Microsatellite Data Support an Early Population Expansion in Africa

  1. Mark D. Shriver1,2,
  2. Li Jin3,
  3. Robert E. Ferrell1, and
  4. Ranjan Deka1,4
  1. 1Department of Human Genetics, University of Pittsburgh, Pittsburgh, Pennsylvania 15261; 3Human Genetics Center, University of Texas Health Science Center, Houston, Texas 77225

Abstract

We have developed a method for the analysis of microsatellite data that is useful in the elucidation of the demographic history of populations. This method, the PK distribution method of pairwise comparisons, is analogous to the mismatch distribution of sequence comparisons developed for the analysis of mitochondrial sequence data by Rodgers and Harpending and is defined as the distribution of the number of repeat unit differences between alleles when each allele in a sample is compared with every other allele in the sample. Using computer simulations of microsatellite loci, we show that the shape of the distribution of PK changes in a distinctive manner as a function either of time since population expansion or effective population size. Increases in both of these affect the PK distribution in a similar fashion leading to a change from a steep distribution with a P0 peak to one with a nonzero peak. Analysis of three data sets from surveys of microsatellite loci in ethnographically defined populations reveals that most (9/12) of the African populations analyzed, but none of the 30 non-African populations showed PK distributions with nonzero peaks. These PK distributions indicate either an earlier expansion or a larger effective population size for African populations. This observation is consistent with the hypothesized African origin of modern human.
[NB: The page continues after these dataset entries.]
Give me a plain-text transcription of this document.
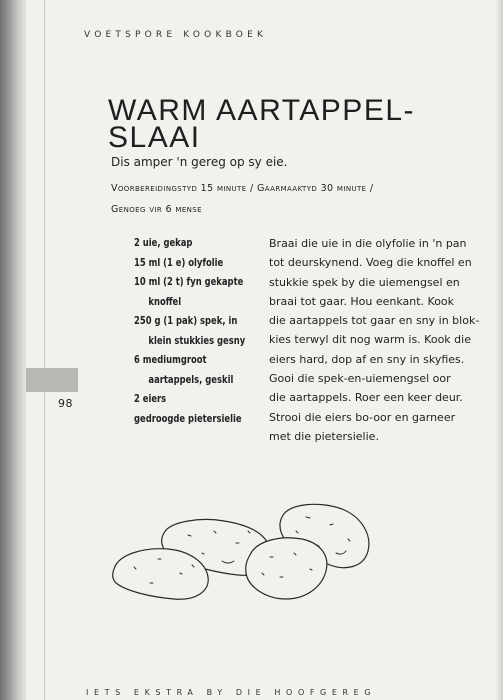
VOETSPORE KOOKBOEK
WARM AARTAPPEL-
SLAAI
Dis amper 'n gereg op sy eie.
Voorbereidingstyd 15 minute / Gaarmaaktyd 30 minute /
Genoeg vir 6 mense
98
2 uie, gekap
15 ml (1 e) olyfolie
10 ml (2 t) fyn gekapte
knoffel
250 g (1 pak) spek, in
klein stukkies gesny
6 mediumgroot
aartappels, geskil
2 eiers
gedroogde pietersielie
Braai die uie in die olyfolie in 'n pan
tot deurskynend. Voeg die knoffel en
stukkie spek by die uiemengsel en
braai tot gaar. Hou eenkant. Kook
die aartappels tot gaar en sny in blok-
kies terwyl dit nog warm is. Kook die
eiers hard, dop af en sny in skyfies.
Gooi die spek-en-uiemengsel oor
die aartappels. Roer een keer deur.
Strooi die eiers bo-oor en garneer
met die pietersielie.
IETS EKSTRA BY DIE HOOFGEREG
Based on the topologies of mitochondrial and nuclear phylogenetic trees, it has been hypothesized that modern humans originated in Africa (Cann et al. 1987; Cavalli-Sforza et al. 1988; Nei and Roychoudhury 1993). If this were true, it would be expected that the genetic diversity of African populations would be greater than non-African populations as they would have expanded in size earlier. This increased genetic diversity of African populations, although clearly evident in the mitochondrial genome, has been more difficult to demonstrate for nuclear markers. Many classical polymorphic loci such as blood group, enzyme, and restriction fragment length polymorphic DNA markers demonstrate the highest levels of heterozygosity in European populations, reflecting the fact that these markers were first identified in European populations (Mountain and Cavalli-Sforza 1994;Rodgers and Jorde 1995). Because of their high degree of polymorphism, microsatellites are less affected by such ascertainment bias. Although large surveys of microsatellite loci in human populations have reported higher levels of heterozygosity in African populations (Bowcock et al. 1994; Deka et al. 1995a,b), most often these differences are not significant. We present a new method for analysis of microsatellite data that clearly shows an earlier expansion and/or a larger effective size of African populations.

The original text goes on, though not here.